Gameboard of the Gods by Richelle Mead

Richelle Mead apparently has quite a following. Having discovered Gameboard of the Gods on Netgalley, I did a little research and found out about Mead's other works, falling squarely in the paranormal romance/urban fantasy category along with her young adult offerings. The reviews were very positive and the publisher's blurb sounded promising, so I bit. The meal was more fast food than fine dining, largely empty calories but flavorful nonetheless.

The back cover copy follows:

In a futuristic world nearly destroyed by religious extremists, Justin March lives in exile after failing in his job as an investigator of religious groups and supernatural claims. But Justin is given a second chance when Mae Koskinen comes to bring him back to the Republic of United North America (RUNA). Raised in an aristocratic caste, Mae is now a member of the military’s most elite and terrifying tier, a soldier with enhanced reflexes and skills.

When Justin and Mae are assigned to work together to solve a string of ritualistic murders, they soon realize that their discoveries have exposed them to terrible danger. As their investigation races forward, unknown enemies and powers greater than they can imagine are gathering in the shadows, ready to reclaim the world in which humans are merely game pieces on their board.
Sounds pretty promising doesn't it? And for the most part, Mead delivers on that promise. The 'uptopian' world that she's created for her characters is intriguing and poses some thoughtful questions about what happens when religion is outlawed. Sadly those questions get short shrift in favor of world-building and the obligatory romantic entanglements between our two main protagonists.

With that said, there is still plenty to like about Mead's first foray into a new subgenre. The pairing of the super analytical Justin March, with the genetically superior and technologically enhanced soldier Mae is a welcome one, with a faint shadow of Holmes and Watson running throughout. Both are conflicted but obviously destined for each other, due not only to authorial fiat but the actual will of meddling gods. Not that either March or Mae make the pairing especially easy, fighting the magnetism between them almost every step of the way. As far as romantic subplots go, Mead crafts one that is compelling enough that it outweighed my general dislike of the trope. That's no small feat, and I was pleasantly surprised. It's ironic that the aspect of the story that I expected to like the least ended up being the highlight of the novel for me.

Which brings me to the parts of the novel that left me wanting better. While I really like the premise of the novel and the interesting questions such a setting asks of the characters and the society, I felt that the exploration of the setting left something to be desired. While there was no real info dumping, and Mead does an excellent job of showing rather than telling, I felt the world building could have been better explained through the narrative. All the puzzle pieces are there, but they don't quite fit together into a coherent picture.Most of that is the delayed pace that Mead uses to deliver important information about nearly everything.

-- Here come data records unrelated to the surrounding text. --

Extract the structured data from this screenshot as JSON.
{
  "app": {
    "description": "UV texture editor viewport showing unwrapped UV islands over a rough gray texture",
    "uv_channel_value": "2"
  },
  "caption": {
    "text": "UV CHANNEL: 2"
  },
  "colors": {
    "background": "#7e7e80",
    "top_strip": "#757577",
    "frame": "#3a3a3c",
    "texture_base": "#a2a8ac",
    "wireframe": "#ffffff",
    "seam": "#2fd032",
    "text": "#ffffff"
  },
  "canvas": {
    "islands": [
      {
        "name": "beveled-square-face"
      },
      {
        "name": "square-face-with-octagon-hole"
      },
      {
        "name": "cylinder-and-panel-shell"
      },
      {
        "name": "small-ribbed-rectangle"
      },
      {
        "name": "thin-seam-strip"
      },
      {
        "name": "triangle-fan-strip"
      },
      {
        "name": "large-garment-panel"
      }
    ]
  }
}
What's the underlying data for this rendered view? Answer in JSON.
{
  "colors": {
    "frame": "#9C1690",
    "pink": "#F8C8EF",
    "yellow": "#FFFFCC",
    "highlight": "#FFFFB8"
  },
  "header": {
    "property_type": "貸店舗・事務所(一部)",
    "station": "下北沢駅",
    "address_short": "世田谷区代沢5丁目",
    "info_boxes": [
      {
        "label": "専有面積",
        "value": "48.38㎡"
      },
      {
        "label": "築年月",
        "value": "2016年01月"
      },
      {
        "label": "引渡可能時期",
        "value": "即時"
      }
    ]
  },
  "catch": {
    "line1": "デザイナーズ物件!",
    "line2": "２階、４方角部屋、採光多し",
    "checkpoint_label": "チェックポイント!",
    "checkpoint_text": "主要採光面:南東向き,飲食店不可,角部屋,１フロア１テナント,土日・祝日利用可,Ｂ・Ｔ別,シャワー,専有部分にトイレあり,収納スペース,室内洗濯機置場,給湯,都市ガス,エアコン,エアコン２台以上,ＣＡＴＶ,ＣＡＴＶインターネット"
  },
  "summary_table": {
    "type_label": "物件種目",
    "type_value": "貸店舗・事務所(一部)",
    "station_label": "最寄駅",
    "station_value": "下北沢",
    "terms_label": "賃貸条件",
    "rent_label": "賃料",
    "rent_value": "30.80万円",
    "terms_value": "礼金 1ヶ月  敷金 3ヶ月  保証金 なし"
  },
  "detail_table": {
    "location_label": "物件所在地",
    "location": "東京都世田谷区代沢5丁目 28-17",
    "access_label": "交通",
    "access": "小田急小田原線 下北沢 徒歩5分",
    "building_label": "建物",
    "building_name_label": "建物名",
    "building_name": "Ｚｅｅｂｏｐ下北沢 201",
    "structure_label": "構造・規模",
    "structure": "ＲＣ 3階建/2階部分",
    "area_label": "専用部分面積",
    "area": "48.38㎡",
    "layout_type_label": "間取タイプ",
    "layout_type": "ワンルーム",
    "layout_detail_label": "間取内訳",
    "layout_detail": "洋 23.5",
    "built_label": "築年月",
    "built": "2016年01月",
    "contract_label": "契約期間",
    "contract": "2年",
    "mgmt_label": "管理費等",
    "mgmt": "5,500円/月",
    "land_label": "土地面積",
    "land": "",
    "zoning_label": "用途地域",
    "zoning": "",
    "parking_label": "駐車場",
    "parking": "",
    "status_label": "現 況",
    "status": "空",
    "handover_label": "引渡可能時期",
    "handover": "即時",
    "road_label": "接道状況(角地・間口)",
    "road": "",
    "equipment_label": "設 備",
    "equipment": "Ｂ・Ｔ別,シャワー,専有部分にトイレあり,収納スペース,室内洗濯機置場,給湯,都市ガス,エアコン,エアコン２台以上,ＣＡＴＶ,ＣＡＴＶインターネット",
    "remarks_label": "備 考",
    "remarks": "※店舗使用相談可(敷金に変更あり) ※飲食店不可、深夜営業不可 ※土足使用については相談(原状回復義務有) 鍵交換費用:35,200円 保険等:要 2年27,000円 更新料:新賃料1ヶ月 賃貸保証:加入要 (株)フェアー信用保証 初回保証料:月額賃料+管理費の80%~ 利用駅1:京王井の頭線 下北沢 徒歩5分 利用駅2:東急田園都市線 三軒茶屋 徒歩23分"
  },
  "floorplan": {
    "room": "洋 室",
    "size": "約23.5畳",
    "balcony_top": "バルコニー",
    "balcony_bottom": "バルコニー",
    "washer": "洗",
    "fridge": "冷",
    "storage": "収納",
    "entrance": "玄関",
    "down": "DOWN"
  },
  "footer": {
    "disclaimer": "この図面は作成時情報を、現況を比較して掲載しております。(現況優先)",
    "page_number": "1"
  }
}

She just throws it at you, and you are left to wonder until she gets around to explaining it, sometimes after a hundred pages have gone by.

In addition, I felt that the murder investigation should have been the focus of the storytelling, but was really nothing more than a vehicle for the romance of March and Mae. There was so much more that could have been explored that was sadly left on the shelf. It seems that everything took a back seat to the romance, and that weakened what could have otherwise been a much better novel. Sex sells, I get that, but there needs to be more, and Mead teases us with hints of what could be a very compelling series, but never quite gets there.

1 comment:

  1. An engaging read, with an unusually tangible, believable, living story world, featuring a protagonist of unexpected depth and sympathy. A must read.